Elen mendekatiku. “Bot.” Wajahnya murung. “gue udah bukan siapa-siapa Joe.”
“Karena dia nggak bawain elu bunga edelweis?” Kening Elen mengerut “Maksud lo, Bot?”
“Iya, karena dia nggak bisa foto tulisan dia sayang elu di Gunung Merbabu. Gitu kan?”
“Bot? Lo ngomong apaan sih?!”
Aku menceritakan kejadian seminggu sebelumnya di rumahku.
“Demi apapun, Bot! Gue nggak bakal segila itu! Sebulan yang lalu, Bot, Joe mutusin gue. Bayangin, Bot, gue sakitnya kayak apa. Gue nggak mungkin minta hal semacam itu ke mantan gue yang gimana pun! Gue juga nggak tau kenapa dia tiba-tiba mutusin gue.

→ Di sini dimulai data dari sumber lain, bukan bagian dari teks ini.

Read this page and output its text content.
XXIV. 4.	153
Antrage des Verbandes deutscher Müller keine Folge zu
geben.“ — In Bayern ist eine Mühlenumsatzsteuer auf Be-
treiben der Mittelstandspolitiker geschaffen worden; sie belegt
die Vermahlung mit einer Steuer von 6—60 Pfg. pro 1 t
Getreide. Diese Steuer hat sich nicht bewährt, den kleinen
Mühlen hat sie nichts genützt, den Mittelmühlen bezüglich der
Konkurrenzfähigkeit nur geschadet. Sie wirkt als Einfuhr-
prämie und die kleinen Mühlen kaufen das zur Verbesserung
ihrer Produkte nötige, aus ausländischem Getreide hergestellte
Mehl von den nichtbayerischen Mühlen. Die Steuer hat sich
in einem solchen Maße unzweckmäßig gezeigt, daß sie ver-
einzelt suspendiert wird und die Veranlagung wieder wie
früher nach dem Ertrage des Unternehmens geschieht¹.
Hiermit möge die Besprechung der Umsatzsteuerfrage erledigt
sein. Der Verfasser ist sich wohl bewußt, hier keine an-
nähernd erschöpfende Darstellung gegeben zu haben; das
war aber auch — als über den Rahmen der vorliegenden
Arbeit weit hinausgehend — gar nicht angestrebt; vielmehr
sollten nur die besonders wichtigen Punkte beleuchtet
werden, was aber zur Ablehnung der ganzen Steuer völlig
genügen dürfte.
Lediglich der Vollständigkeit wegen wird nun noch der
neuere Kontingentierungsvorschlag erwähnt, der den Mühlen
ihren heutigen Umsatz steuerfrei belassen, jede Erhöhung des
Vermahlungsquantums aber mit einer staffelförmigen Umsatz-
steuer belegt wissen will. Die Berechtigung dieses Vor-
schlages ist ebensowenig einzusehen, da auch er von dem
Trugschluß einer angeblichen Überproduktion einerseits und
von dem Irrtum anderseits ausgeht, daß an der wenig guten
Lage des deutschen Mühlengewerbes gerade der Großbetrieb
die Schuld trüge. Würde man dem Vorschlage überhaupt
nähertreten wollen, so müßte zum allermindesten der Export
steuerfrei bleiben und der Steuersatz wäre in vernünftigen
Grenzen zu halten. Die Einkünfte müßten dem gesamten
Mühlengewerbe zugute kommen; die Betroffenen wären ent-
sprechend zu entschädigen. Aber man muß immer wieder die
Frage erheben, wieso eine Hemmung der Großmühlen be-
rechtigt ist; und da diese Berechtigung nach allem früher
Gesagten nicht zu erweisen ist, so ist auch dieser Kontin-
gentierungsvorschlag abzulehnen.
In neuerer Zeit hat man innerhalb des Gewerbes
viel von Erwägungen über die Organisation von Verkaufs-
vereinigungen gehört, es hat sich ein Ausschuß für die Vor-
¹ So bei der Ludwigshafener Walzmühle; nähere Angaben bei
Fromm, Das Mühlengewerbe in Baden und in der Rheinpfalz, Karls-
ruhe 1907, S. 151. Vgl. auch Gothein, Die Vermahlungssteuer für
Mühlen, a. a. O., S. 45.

'Jadi gini, tepat dua minggu sebelum anniv gue sama dia, gue ke rumah dia. Dia pergi beliin gue pizza. Iya, gue iseng di rumah dia, gue buka komputer, gue nemuin semacam chat di komputer itu. Setelah dia pulang, gue coba tanya ke dia, disitu kita bertengkar, dia bilang gue nggak bisa ngertiin dia, gue boring, dan lain sebagainya sampe keluar kata putus dari mulut dia. Setelah itu, Bot, sedikitpun gue nggak nyoba ngehubungin dia. Gue tersinggung berat. Sampe beberapa hari yang lalu, dia tanya gue soal pendakian, dia juga mau pinjem peralatan gue, tapi gue nggak kasih. Menurut elu deh, ngapain juga gue kasih. Gue nggak tau gimana ceritanya dia bisa meluncur kesana. Gue juga nggak tau tujuan dia apa. Tapi yang pasti, sedikitpun gue nggak pernah minta apapun dari dia setelah itu. Pertama dan terakhir kali gue denger kabar tentang dia itu dari elu, Bot.” Elen mulai terisak. Aku menatap Elen tanpa kata. Mematung. Bukan dia pembawa sialnya, bukan dia yang keterlaluan, bukan dia pembunuhnya.
Aku yang meminjamkannya peralatan pendakian.